More government employees have been working remotely since the COVID-19 pandemic, catalyzing a renewed focus on the need to modernize the federal real estate portfolio as Americans “watch our federal buildings continue to sit empty,” Sen. Shelley Moore Capito, R-W.Va., said. “Each year, it costs billions of taxpayer dollars to operate and maintain these federal buildings, regardless of their utilization. This is simply unacceptable,” she added.
Public Buildings Service Commissioner Nina Albert disputed the idea that federal office space is sitting empty. “We hardly have any buildings unoccupied. We have buildings that are underutilized, but buildings that are unoccupied usually move to the disposition list,” she said at the hearing.
“Federal property management has been on the high-risk list for GAO for 20 years,” noted Sen. Pete Ricketts, R-Neb., during the hearing. “So, this is an ongoing issue, not just an issue created by the pandemic. And certainly, remote work is one of the contributors to the lack of utilization of office space.”
Capito also expressed concerns over wasted resources used to heat, cool and maintain underutilized buildings. “Committees have done a lot of legislative work to support policies that will reduce emissions. I would be interested to know the emissions associated with heating and cooling these buildings that are unoccupied,” she said.
Carper echoed those concerns, noting that the bipartisan infrastructure law and Inflation Reduction Act gave the GSA “robust funding” to make buildings more energy-efficient and resilient to climate change and promote the use of low-carbon materials.

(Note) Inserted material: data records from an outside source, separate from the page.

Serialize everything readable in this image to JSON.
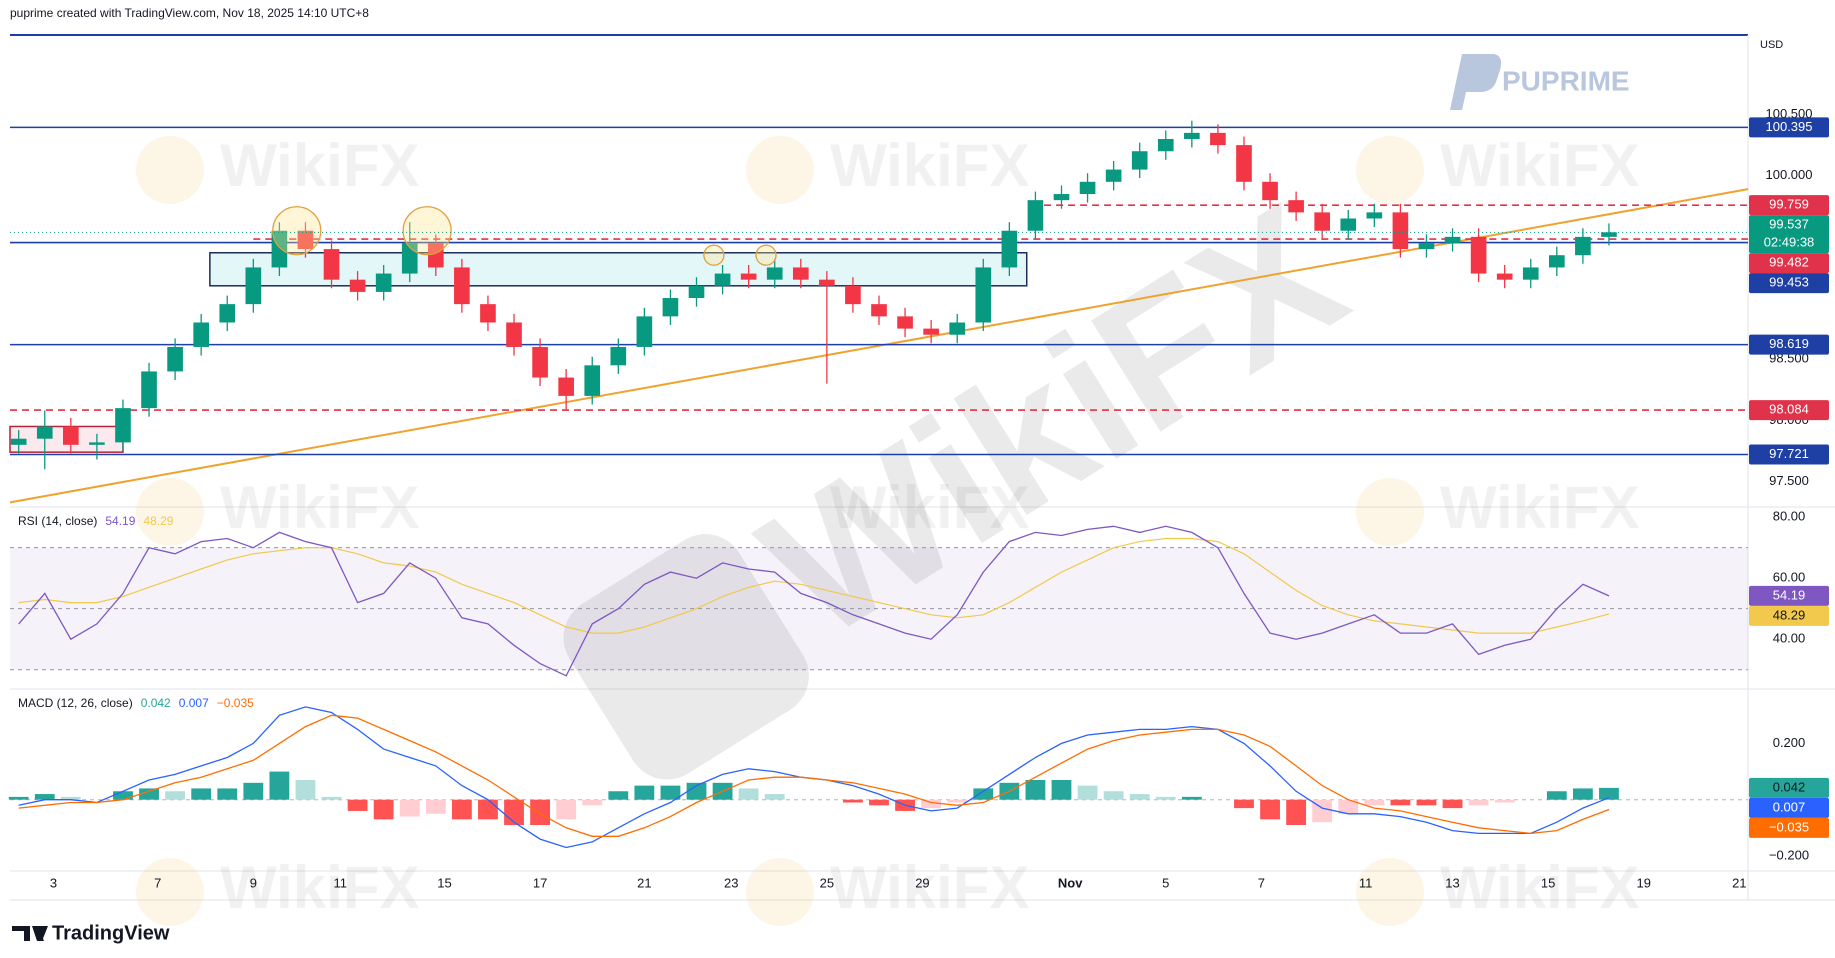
{
  "header": "puprime created with TradingView.com, Nov 18, 2025 14:10 UTC+8",
  "footer": "TradingView",
  "logo": "PUPRIME",
  "watermark": "WikiFX",
  "chart_data": [
    {
      "type": "candlestick",
      "currency": "USD",
      "x": [
        1,
        4,
        7,
        10,
        13,
        16,
        19,
        22,
        25,
        28,
        31,
        34,
        37,
        40,
        43,
        46,
        49,
        52,
        55,
        58,
        61,
        64,
        67,
        70,
        73,
        76,
        79,
        82,
        85,
        88,
        91,
        94,
        97,
        100,
        103,
        106,
        109,
        112,
        115,
        118,
        121,
        124,
        127,
        130,
        133,
        136,
        139,
        142,
        145,
        148,
        151,
        154,
        157,
        160,
        163,
        166,
        169,
        172,
        175,
        178,
        181,
        184
      ],
      "open": [
        97.8,
        97.85,
        97.95,
        97.8,
        97.82,
        98.1,
        98.4,
        98.6,
        98.8,
        98.95,
        99.25,
        99.55,
        99.4,
        99.15,
        99.05,
        99.2,
        99.45,
        99.25,
        98.95,
        98.8,
        98.6,
        98.35,
        98.2,
        98.45,
        98.6,
        98.85,
        99,
        99.1,
        99.2,
        99.15,
        99.25,
        99.15,
        99.1,
        98.95,
        98.85,
        98.75,
        98.7,
        98.8,
        99.25,
        99.55,
        99.8,
        99.85,
        99.95,
        100.05,
        100.2,
        100.3,
        100.35,
        100.25,
        99.95,
        99.8,
        99.7,
        99.55,
        99.65,
        99.7,
        99.4,
        99.45,
        99.5,
        99.2,
        99.15,
        99.25,
        99.35,
        99.5
      ],
      "high": [
        97.92,
        98.08,
        98.02,
        97.89,
        98.17,
        98.47,
        98.67,
        98.87,
        99.02,
        99.32,
        99.62,
        99.62,
        99.47,
        99.22,
        99.27,
        99.62,
        99.52,
        99.32,
        99.02,
        98.87,
        98.67,
        98.42,
        98.52,
        98.67,
        98.92,
        99.07,
        99.17,
        99.27,
        99.27,
        99.32,
        99.32,
        99.22,
        99.17,
        99.02,
        98.92,
        98.82,
        98.87,
        99.32,
        99.62,
        99.87,
        99.92,
        100.02,
        100.12,
        100.27,
        100.37,
        100.45,
        100.42,
        100.32,
        100.02,
        99.87,
        99.77,
        99.72,
        99.77,
        99.77,
        99.52,
        99.57,
        99.57,
        99.27,
        99.32,
        99.42,
        99.57,
        99.61
      ],
      "low": [
        97.73,
        97.6,
        97.73,
        97.68,
        97.75,
        98.03,
        98.33,
        98.53,
        98.73,
        98.88,
        99.18,
        99.33,
        99.08,
        98.98,
        98.98,
        99.13,
        99.18,
        98.88,
        98.73,
        98.53,
        98.28,
        98.08,
        98.13,
        98.38,
        98.53,
        98.78,
        98.93,
        99.03,
        99.08,
        99.08,
        99.08,
        98.3,
        98.88,
        98.78,
        98.68,
        98.63,
        98.63,
        98.73,
        99.18,
        99.48,
        99.73,
        99.78,
        99.88,
        99.98,
        100.13,
        100.23,
        100.18,
        99.88,
        99.73,
        99.63,
        99.48,
        99.48,
        99.58,
        99.33,
        99.33,
        99.38,
        99.13,
        99.08,
        99.08,
        99.18,
        99.28,
        99.43
      ],
      "close": [
        97.85,
        97.95,
        97.8,
        97.82,
        98.1,
        98.4,
        98.6,
        98.8,
        98.95,
        99.25,
        99.55,
        99.4,
        99.15,
        99.05,
        99.2,
        99.45,
        99.25,
        98.95,
        98.8,
        98.6,
        98.35,
        98.2,
        98.45,
        98.6,
        98.85,
        99,
        99.1,
        99.2,
        99.15,
        99.25,
        99.15,
        99.1,
        98.95,
        98.85,
        98.75,
        98.7,
        98.8,
        99.25,
        99.55,
        99.8,
        99.85,
        99.95,
        100.05,
        100.2,
        100.3,
        100.35,
        100.25,
        99.95,
        99.8,
        99.7,
        99.55,
        99.65,
        99.7,
        99.4,
        99.45,
        99.5,
        99.2,
        99.15,
        99.25,
        99.35,
        99.5,
        99.537
      ],
      "up_color": "#089981",
      "down_color": "#f23645",
      "countdown": "02:49:38",
      "xlim": [
        0,
        200
      ],
      "ylim": [
        97.3,
        101.15
      ],
      "yticks": [
        {
          "value": 97.5,
          "label": "97.500"
        },
        {
          "value": 98,
          "label": "98.000"
        },
        {
          "value": 98.5,
          "label": "98.500"
        },
        {
          "value": 100,
          "label": "100.000"
        },
        {
          "value": 100.5,
          "label": "100.500"
        }
      ],
      "levels": [
        {
          "value": 100.395,
          "color": "#1e3fa3",
          "style": "solid"
        },
        {
          "value": 99.759,
          "color": "#e0324a",
          "style": "dashed",
          "from": 119
        },
        {
          "value": 99.482,
          "color": "#e0324a",
          "style": "dashed",
          "from": 28
        },
        {
          "value": 99.453,
          "color": "#1e3fa3",
          "style": "solid"
        },
        {
          "value": 98.619,
          "color": "#1e3fa3",
          "style": "solid"
        },
        {
          "value": 98.084,
          "color": "#e0324a",
          "style": "dashed"
        },
        {
          "value": 97.721,
          "color": "#1e3fa3",
          "style": "solid"
        }
      ],
      "trendline": {
        "x": [
          0,
          200
        ],
        "values": [
          97.33,
          99.89
        ],
        "color": "#f0a22e"
      },
      "zones": [
        {
          "x": [
            23,
            117
          ],
          "values": [
            99.1,
            99.37
          ],
          "color": "#1e2d5a",
          "fill": "#e3f6f8"
        },
        {
          "x": [
            0,
            13
          ],
          "values": [
            97.74,
            97.95
          ],
          "color": "#b2243d",
          "fill": "#fbe9ee"
        }
      ],
      "highlights": [
        {
          "x": 33,
          "value": 99.55,
          "size": "large"
        },
        {
          "x": 48,
          "value": 99.55,
          "size": "large"
        },
        {
          "x": 81,
          "value": 99.35,
          "size": "small"
        },
        {
          "x": 87,
          "value": 99.35,
          "size": "small"
        }
      ]
    },
    {
      "type": "line",
      "title": "RSI (14, close)",
      "x": [
        1,
        4,
        7,
        10,
        13,
        16,
        19,
        22,
        25,
        28,
        31,
        34,
        37,
        40,
        43,
        46,
        49,
        52,
        55,
        58,
        61,
        64,
        67,
        70,
        73,
        76,
        79,
        82,
        85,
        88,
        91,
        94,
        97,
        100,
        103,
        106,
        109,
        112,
        115,
        118,
        121,
        124,
        127,
        130,
        133,
        136,
        139,
        142,
        145,
        148,
        151,
        154,
        157,
        160,
        163,
        166,
        169,
        172,
        175,
        178,
        181,
        184
      ],
      "series": [
        {
          "color": "#7e57c2",
          "values": [
            45,
            55,
            40,
            45,
            55,
            70,
            68,
            72,
            73,
            70,
            75,
            72,
            70,
            52,
            55,
            65,
            60,
            47,
            45,
            38,
            32,
            28,
            45,
            50,
            58,
            62,
            60,
            65,
            63,
            62,
            55,
            52,
            48,
            45,
            42,
            40,
            48,
            62,
            72,
            75,
            74,
            76,
            77,
            75,
            77,
            75,
            70,
            55,
            42,
            40,
            42,
            45,
            48,
            42,
            42,
            45,
            35,
            38,
            40,
            50,
            58,
            54.19
          ]
        },
        {
          "color": "#f2c94c",
          "values": [
            52,
            53,
            52,
            52,
            54,
            57,
            60,
            63,
            66,
            68,
            69,
            70,
            70,
            68,
            65,
            64,
            62,
            58,
            55,
            52,
            48,
            44,
            42,
            42,
            44,
            47,
            50,
            54,
            57,
            59,
            58,
            56,
            54,
            52,
            50,
            48,
            47,
            48,
            52,
            57,
            62,
            66,
            70,
            72,
            73,
            73,
            72,
            68,
            62,
            56,
            51,
            48,
            46,
            45,
            44,
            43,
            42,
            42,
            42,
            44,
            46,
            48.29
          ]
        }
      ],
      "band": [
        30,
        70
      ],
      "midline": 50,
      "band_color": "#7e57c2",
      "xlim": [
        0,
        200
      ],
      "ylim": [
        24,
        83
      ],
      "yticks": [
        {
          "value": 40,
          "label": "40.00"
        },
        {
          "value": 60,
          "label": "60.00"
        },
        {
          "value": 80,
          "label": "80.00"
        }
      ]
    },
    {
      "type": "combo",
      "title": "MACD (12, 26, close)",
      "x": [
        1,
        4,
        7,
        10,
        13,
        16,
        19,
        22,
        25,
        28,
        31,
        34,
        37,
        40,
        43,
        46,
        49,
        52,
        55,
        58,
        61,
        64,
        67,
        70,
        73,
        76,
        79,
        82,
        85,
        88,
        91,
        94,
        97,
        100,
        103,
        106,
        109,
        112,
        115,
        118,
        121,
        124,
        127,
        130,
        133,
        136,
        139,
        142,
        145,
        148,
        151,
        154,
        157,
        160,
        163,
        166,
        169,
        172,
        175,
        178,
        181,
        184
      ],
      "series": [
        {
          "kind": "histogram",
          "colors": [
            "#26a69a",
            "#b2dfdb",
            "#ff5252",
            "#ffcdd2"
          ],
          "values": [
            0.01,
            0.02,
            0.01,
            0,
            0.03,
            0.04,
            0.03,
            0.04,
            0.04,
            0.06,
            0.1,
            0.07,
            0.01,
            -0.04,
            -0.07,
            -0.06,
            -0.05,
            -0.07,
            -0.07,
            -0.09,
            -0.09,
            -0.07,
            -0.02,
            0.03,
            0.05,
            0.05,
            0.06,
            0.06,
            0.04,
            0.02,
            0,
            0,
            -0.01,
            -0.02,
            -0.04,
            -0.03,
            -0.01,
            0.04,
            0.06,
            0.07,
            0.07,
            0.05,
            0.03,
            0.02,
            0.01,
            0.01,
            0,
            -0.03,
            -0.07,
            -0.09,
            -0.08,
            -0.05,
            -0.02,
            -0.02,
            -0.02,
            -0.03,
            -0.02,
            -0.01,
            0,
            0.03,
            0.04,
            0.042
          ]
        },
        {
          "kind": "line",
          "color": "#2962ff",
          "values": [
            -0.02,
            0,
            0,
            -0.01,
            0.03,
            0.07,
            0.09,
            0.12,
            0.15,
            0.2,
            0.3,
            0.33,
            0.31,
            0.25,
            0.18,
            0.15,
            0.12,
            0.05,
            0,
            -0.08,
            -0.14,
            -0.17,
            -0.15,
            -0.1,
            -0.05,
            -0.01,
            0.05,
            0.09,
            0.11,
            0.1,
            0.08,
            0.07,
            0.05,
            0.02,
            -0.02,
            -0.04,
            -0.03,
            0.03,
            0.09,
            0.15,
            0.2,
            0.23,
            0.24,
            0.25,
            0.25,
            0.26,
            0.25,
            0.2,
            0.12,
            0.03,
            -0.03,
            -0.05,
            -0.05,
            -0.06,
            -0.08,
            -0.11,
            -0.12,
            -0.12,
            -0.12,
            -0.08,
            -0.03,
            0.007
          ]
        },
        {
          "kind": "line",
          "color": "#ff6d00",
          "values": [
            -0.03,
            -0.02,
            -0.01,
            -0.01,
            0,
            0.03,
            0.06,
            0.08,
            0.11,
            0.14,
            0.2,
            0.26,
            0.3,
            0.29,
            0.25,
            0.21,
            0.17,
            0.12,
            0.07,
            0.01,
            -0.05,
            -0.1,
            -0.13,
            -0.13,
            -0.1,
            -0.06,
            -0.01,
            0.03,
            0.07,
            0.08,
            0.08,
            0.07,
            0.06,
            0.04,
            0.02,
            -0.01,
            -0.02,
            -0.01,
            0.03,
            0.08,
            0.13,
            0.18,
            0.21,
            0.23,
            0.24,
            0.25,
            0.25,
            0.23,
            0.19,
            0.12,
            0.05,
            0,
            -0.03,
            -0.04,
            -0.06,
            -0.08,
            -0.1,
            -0.11,
            -0.12,
            -0.11,
            -0.07,
            -0.035
          ],
          "value_labels": [
            null,
            null,
            null,
            null,
            null,
            null,
            null,
            null,
            null,
            null,
            null,
            null,
            null,
            null,
            null,
            null,
            null,
            null,
            null,
            null,
            null,
            null,
            null,
            null,
            null,
            null,
            null,
            null,
            null,
            null,
            null,
            null,
            null,
            null,
            null,
            null,
            null,
            null,
            null,
            null,
            null,
            null,
            null,
            null,
            null,
            null,
            null,
            null,
            null,
            null,
            null,
            null,
            null,
            null,
            null,
            null,
            null,
            null,
            null,
            null,
            null,
            "−0.035"
          ]
        }
      ],
      "xlim": [
        0,
        200
      ],
      "ylim": [
        -0.25,
        0.39
      ],
      "yticks": [
        {
          "value": -0.2,
          "label": "−0.200"
        },
        {
          "value": 0.2,
          "label": "0.200"
        }
      ],
      "xticks": [
        {
          "value": 5,
          "label": "3"
        },
        {
          "value": 17,
          "label": "7"
        },
        {
          "value": 28,
          "label": "9"
        },
        {
          "value": 38,
          "label": "11"
        },
        {
          "value": 50,
          "label": "15"
        },
        {
          "value": 61,
          "label": "17"
        },
        {
          "value": 73,
          "label": "21"
        },
        {
          "value": 83,
          "label": "23"
        },
        {
          "value": 94,
          "label": "25"
        },
        {
          "value": 105,
          "label": "29"
        },
        {
          "value": 122,
          "label": "Nov"
        },
        {
          "value": 133,
          "label": "5"
        },
        {
          "value": 144,
          "label": "7"
        },
        {
          "value": 156,
          "label": "11"
        },
        {
          "value": 166,
          "label": "13"
        },
        {
          "value": 177,
          "label": "15"
        },
        {
          "value": 188,
          "label": "19"
        },
        {
          "value": 199,
          "label": "21"
        }
      ]
    }
  ]
}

Capito recommended that federal agencies identify their current and future space needs to help the GSA evaluate lease options or invest appropriately in existing buildings. “Providing these agencies with better benchmarks regarding space and an understanding of what full utilization is would help” with efforts to course-correct and right-size the federal real estate portfolio, she said. Ricketts agreed with that approach.
Carper noted that more than half of GSA-managed leases are set to expire by 2027, providing an opportunity for such right-sizing. He also touted space consolidation efforts made by the Department of Homeland Security. He cited GSA reports that the work will reduce the DHS footprint by more than 1.2 million square feet in the Washington, D.C., area and save taxpayers $1.3 billion over the next 30 years.
David Marroni, acting director of physical infrastructure at the GAO, pointed to the importance of having more consistent benchmarks and targets for measuring and determining space utilization. That involves developing more uniform standards for space measurement and assessing what constitutes full utilization rather than using a one-size-fits-all approach, he said at the hearing.